Unconscious fears often are far more terrifying in our imaginations. They often process differently when they put on flesh and enter the physical world where we can face them head on.
It also helps that I am biologically opposed to running away.
I closed the window.
Marty fell. No wings helped him slow his descent. No fur softened his impact. He completely shattered his leg and needed over 100 staples to close the ruptures.
As he fell, landed, and did whatever came next, I returned to bed. I didn’t tell anyone. Never said a word.
The next morning I awoke to a wet bed. I didn’t use the toilet after I shut the window.

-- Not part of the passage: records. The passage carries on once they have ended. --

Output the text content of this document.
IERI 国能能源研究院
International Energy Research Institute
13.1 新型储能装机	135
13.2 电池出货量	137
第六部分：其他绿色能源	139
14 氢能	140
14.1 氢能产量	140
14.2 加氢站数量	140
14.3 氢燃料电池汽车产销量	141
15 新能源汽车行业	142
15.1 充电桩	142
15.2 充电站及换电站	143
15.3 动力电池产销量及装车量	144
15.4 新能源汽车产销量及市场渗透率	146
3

I also had to go in between the buildings and clean up Marty’s blood. The neighbors had complained to our landlord because we were causing problems, again, by getting people to attempt breaking in to assault us. And this time, we got blood on their alley sidewalk.
I remember being fascinated by how Marty’s yellow T-Shirt, which was used to staunch his wounds, was so stiff from the blood. Until then I didn’t know blood made a shirt as stiff as card-board. That’s not an impatient lesson for a 6-9 year old to know no matter how curious he is. When Marty’s not as light as a feather, his shirt is stiff with blood.